Dari sejumlah persoalan yang menghiasi komunitas pendidikan seperti diuraikan di atas, pertanyaan yang muncul kemudian adalah konsep pendidikan seperti apa yang harus kita kembangkan agar siswa lulusan sekolah kita bisa memasuki ”the world systems? Masih ada hubungannya dengan pertanyaan ini, bisakah tatanan hidup masyarakat kita diubah oleh sekolah sebagai institusi pembentuk nalar dan budi manusia Indonesia?
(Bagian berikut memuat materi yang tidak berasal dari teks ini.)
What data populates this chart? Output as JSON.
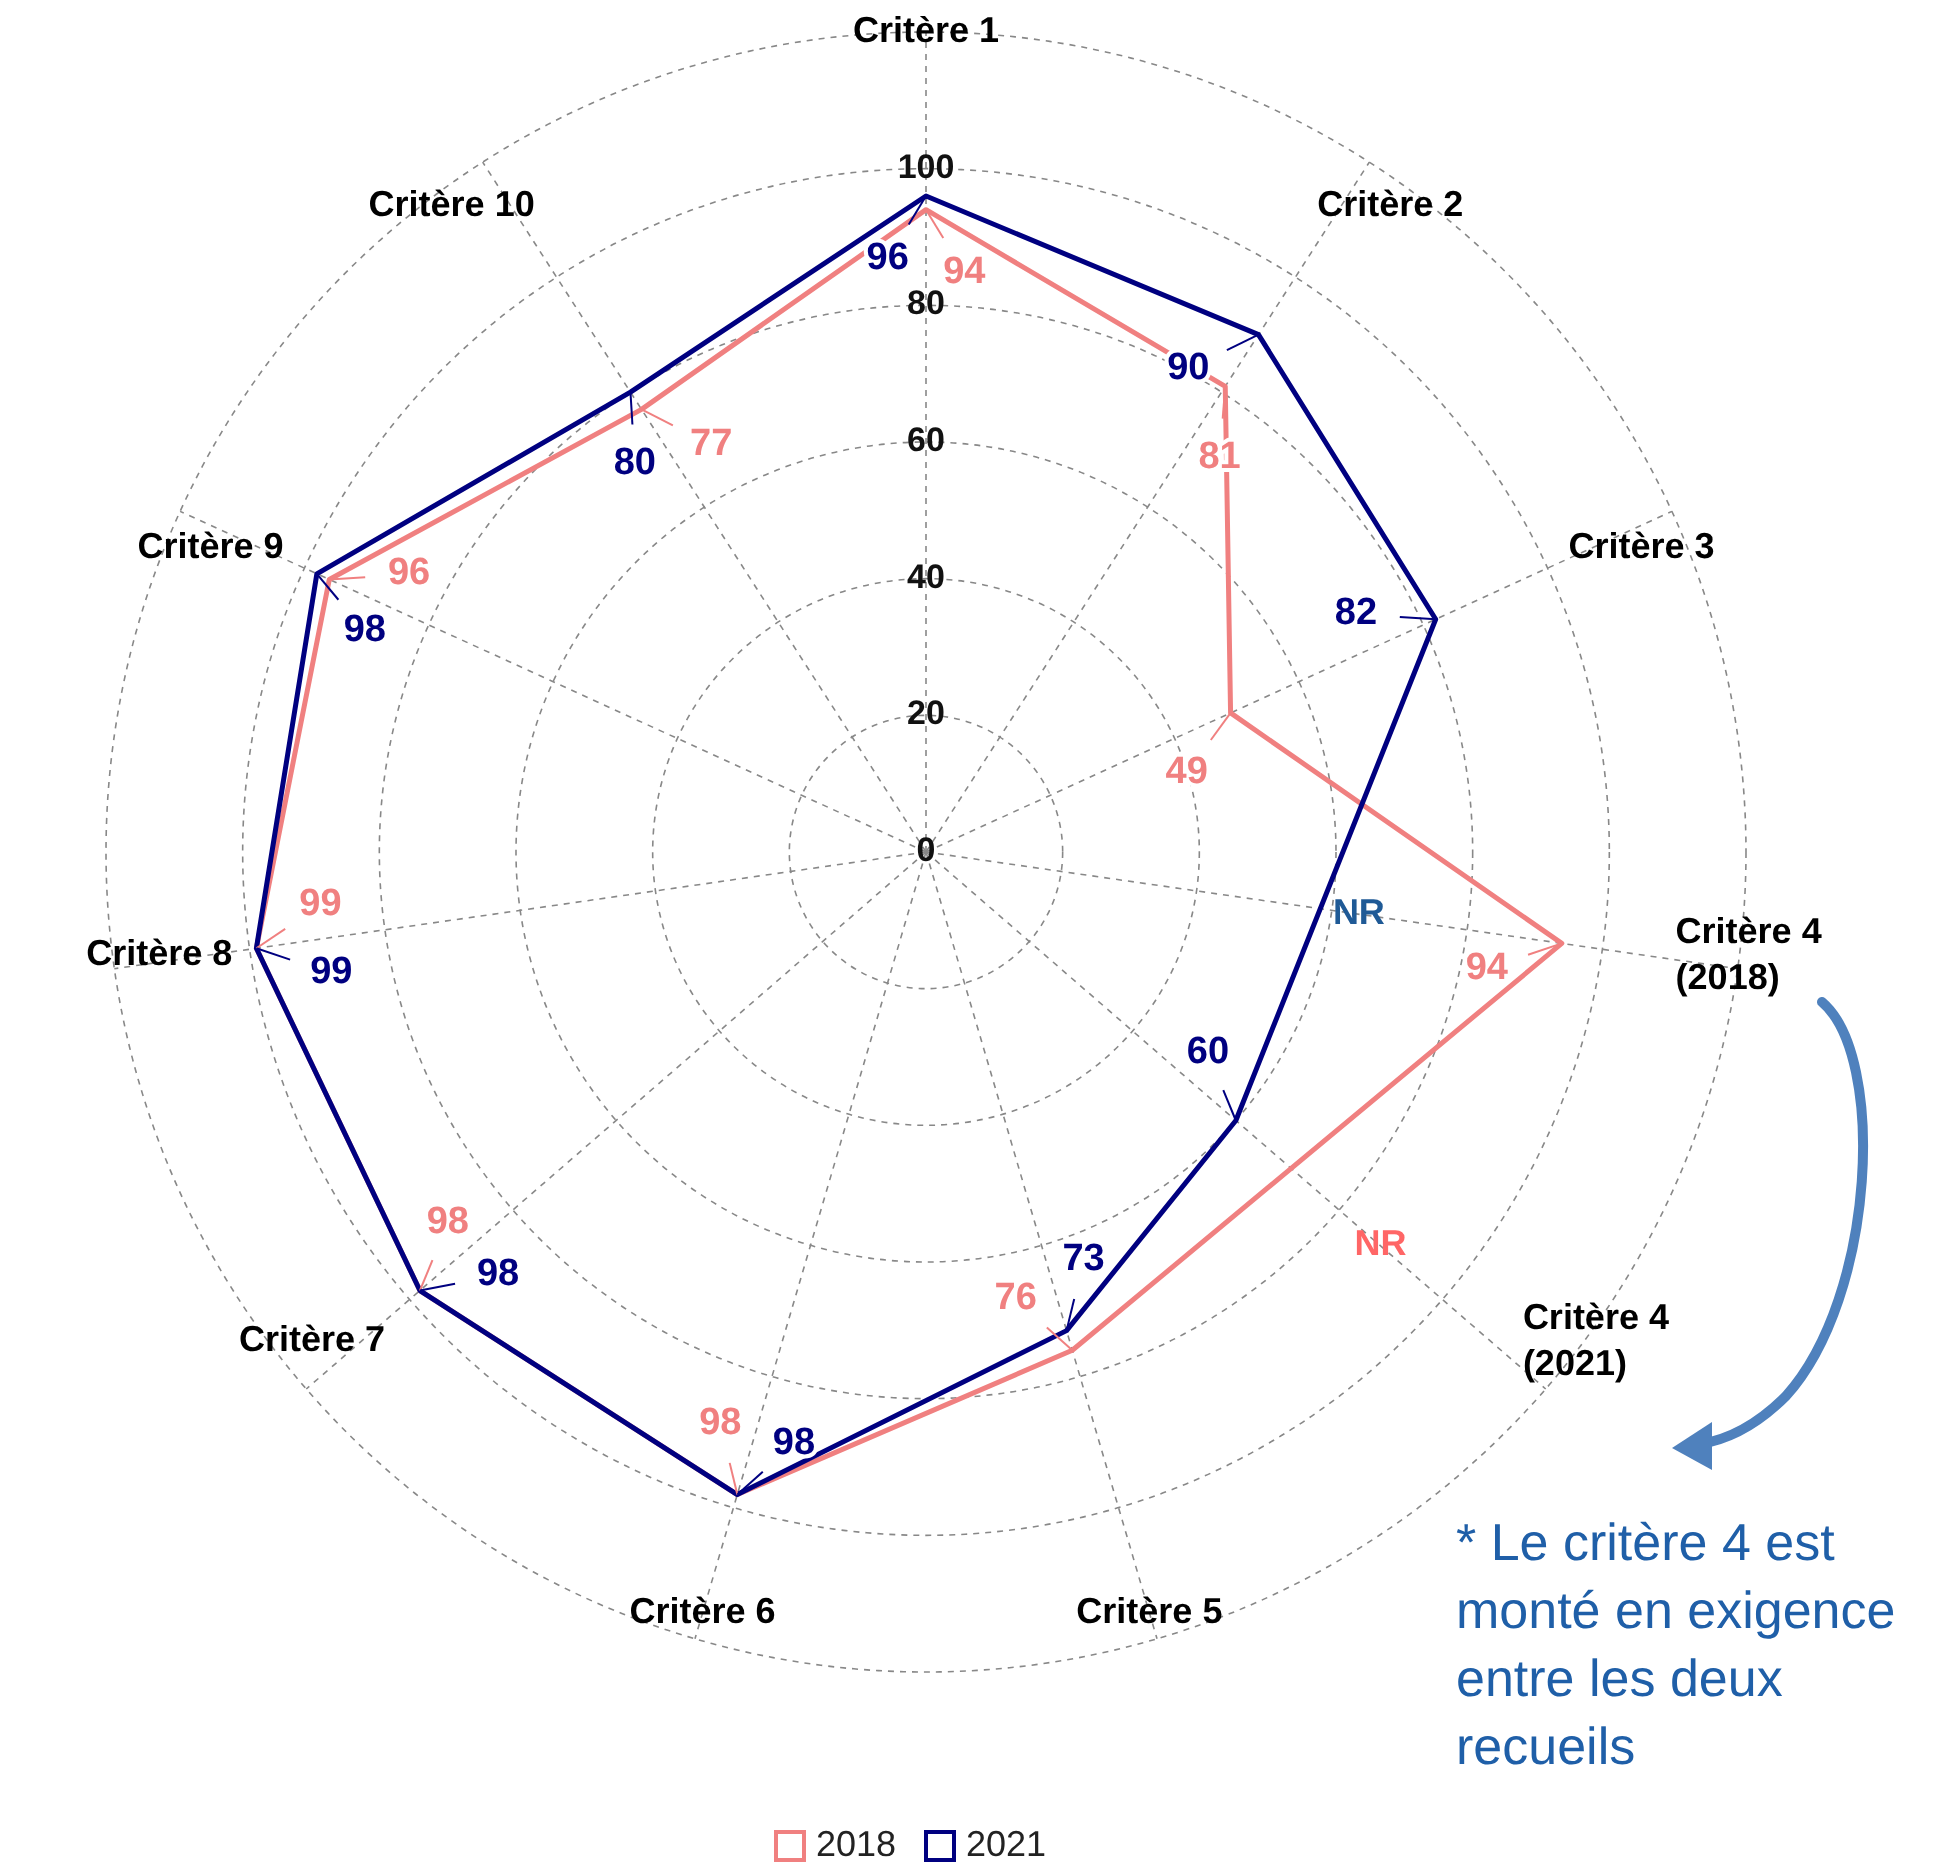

Pertanyaan bernuansa pesimis inilah yang santer dikemukakan segelintir orang saat ini di tengah tidak siapnya banyak aktor pada komunitas sekolah menyeberangi arus globalisasi yang sarat tantangan dan mengandalkan kompetensi dan profesionalitas personal. Lanjutan dari pertanyaan di atas adalah, apakah perubahan kurikulum, sertifikasi tenaga guru, pengesahan undang-undang Guru dan Dosen dan perubahan-perubahan lainnya bisa mengatasi akar masalah pendidikan? Jawabannya tentu saja tidak. Sebab semua perubahan yang ada bersifat semu, sesaat, penuh muatan politis,  dan sarat korupsi dan kepentingan. Hal tersebut tertulis dalam harian Pos Kupang (16-11-2009, hlm. 5) tentang sertifikasi guru ”ke depan sertifikasi guru ditinjau kembali karena ditemukan berbagai masalah dimana yang diharapkan ke depan adalah kompetensi gurunya, tetapi penilaian potofolio yang diberikan sekarang ini banyak terjadi manipulasi. Contoh, satu sertifikat nama beda, tetapi ada foto yang sama, penilaian hanya dilihat dari belakang meja, lebih banyak bersifat politis”

Dalam mengahadapi kenyataan seperti ini, kita menghadapi dua pilihan antara "membiarkan diri terseret oleh proses globalisasi" atau "kita memanfaatkan proses globalisasi untuk meningkatkan kompetensi dan profesionalitas pribadi". Saya kira, kita semua memilih yang terakhir ini. Jika demikian halnya maka kita harus memasuki ”the world systems” dengan sadar dan iklas. Di samping itu, kita harus pula mendefinisikan dengan jelas, jenis modernitas seperti apa yang akan kita pergunakan sebagai rancangan dasar untuk menjalani modernisasi proses pendidikan. Saya kira, kedua hal ini belum kita pikirkan secara baik di komunitas pendidikan di tanah air hingga saat ini. Merdeka!